Menurutnya, penyaluran bantuan hibah punya batas-batas subjektif toleransi yang dapat dibenarkan dan bisa di terima.
"Jangan sampai seperti ini, ratusan juta berbanding puluhan juta. Tidak jelas ukurannya dan cenderung semaunya saja," katanya.
Ketua Fraksi Gerindra DPRD NTB ini mengingatkan Pemprov NTB bahwa keberimbangan dan keadilan ini penting, sebab semua lembaga penerima hibah memiliki hak yang sama dan tuntutan yang sama pula dari Pemerintah.
"Jadi jangan kemudian kewajiban dituntut sama, tapi (saat) berbicara hak-hak malah cenderung subjektif ukurannya.
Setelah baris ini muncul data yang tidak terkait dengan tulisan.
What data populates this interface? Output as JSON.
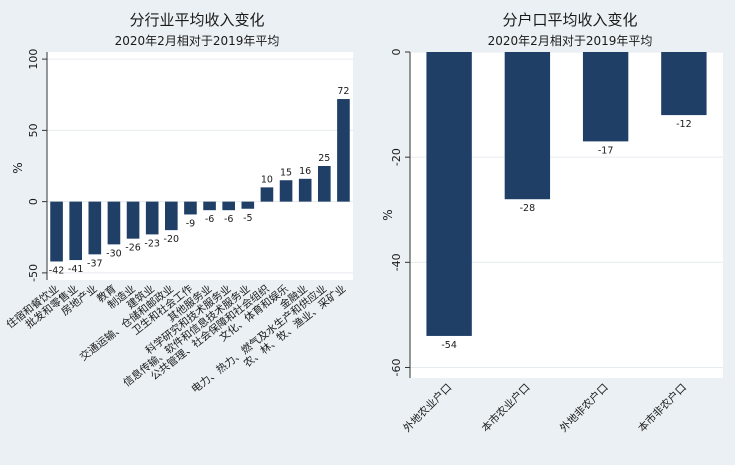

Ini kan tidak adil dan tidak berimbang," tegasnya.
Lebih jauh Farin memaparkan, dalam menentukan bantuan harus jelas term of reference dan juga indikator indikator output dan outcomenya.
"Bukan hanya memberikan berdasarkan like and dislike (suka atau tidak suka), atau bahkan berdasarkan pendukung ataupun bukan pendukung di zaman Pilkada," tegasnya.
Farin meminta, jajaran OPD atau Dinas terkait harus mampu memberikan penjelasan teknis terkait hal-hal tersebut.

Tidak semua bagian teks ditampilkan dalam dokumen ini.